CVX: quarterly profit jumps 13%. From Reuters:
The company posted net income of $5.59 billion, or $2.95 per share, compared with $4.95 billion, or $2.57 per share, in the year-ago period.
Production fell nearly 1 percent to 2.57 million barrels of oil equivalent per day as new wells failed to offset declines at old wells.
XOM: quarterly profit rises 3%. From Reuters:
Profit in the third quarter rose to $8.07 billion, or $1.89 per share, from $7.87 billion, or $1.79 per share in the year-ago period.
Analysts, on average, expected a profit of $1.71 per share.

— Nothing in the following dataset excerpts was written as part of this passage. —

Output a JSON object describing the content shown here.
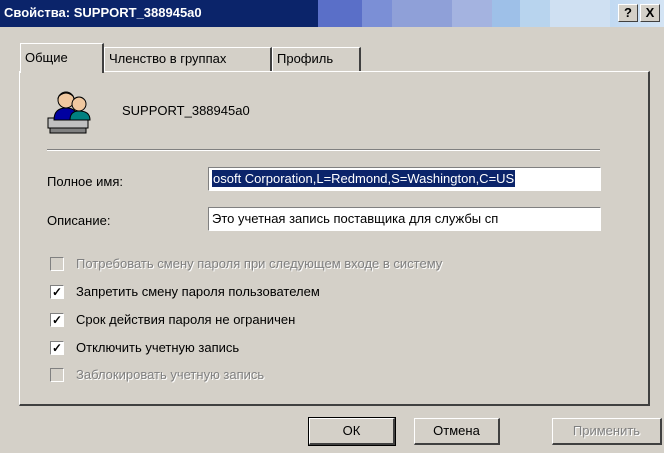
{
  "window": {
    "title": "Свойства: SUPPORT_388945a0",
    "help_button": "?",
    "close_button": "X"
  },
  "tabs": [
    {
      "label": "Общие",
      "active": true
    },
    {
      "label": "Членство в группах",
      "active": false
    },
    {
      "label": "Профиль",
      "active": false
    }
  ],
  "general": {
    "user_icon": "users-icon",
    "username": "SUPPORT_388945a0",
    "full_name_label": "Полное имя:",
    "full_name_value": "osoft Corporation,L=Redmond,S=Washington,C=US",
    "description_label": "Описание:",
    "description_value": "Это учетная запись поставщика для службы сп"
  },
  "checkboxes": [
    {
      "label": "Потребовать смену пароля при следующем входе в систему",
      "checked": false,
      "enabled": false
    },
    {
      "label": "Запретить смену пароля пользователем",
      "checked": true,
      "enabled": true
    },
    {
      "label": "Срок действия пароля не ограничен",
      "checked": true,
      "enabled": true
    },
    {
      "label": "Отключить учетную запись",
      "checked": true,
      "enabled": true
    },
    {
      "label": "Заблокировать учетную запись",
      "checked": false,
      "enabled": false
    }
  ],
  "buttons": {
    "ok": "ОК",
    "cancel": "Отмена",
    "apply": "Применить"
  }
}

Oil and gas production fell 4.7 percent. Exxon said it remained on track for full-year output of 4 million barrels oil equivalent per day (boed).
MMP: beats by a nickel; shares rise nicely. Press release

Genesee and Wyoming had a great quarter. The AP is reporting:
On a per-share basis, the Darien, Connecticut-based company said it had net income of $1.27. Earnings, adjusted for non-recurring gains, were $1.21 per share.
The results beat Wall Street expectations. The average estimate of analysts surveyed by Zacks Investment Research was for earnings of $1.17 per share.
The railroad operator posted revenue of $432.5 million in the period, also surpassing Street forecasts. Analysts expected $424.5 million, according to Zacks.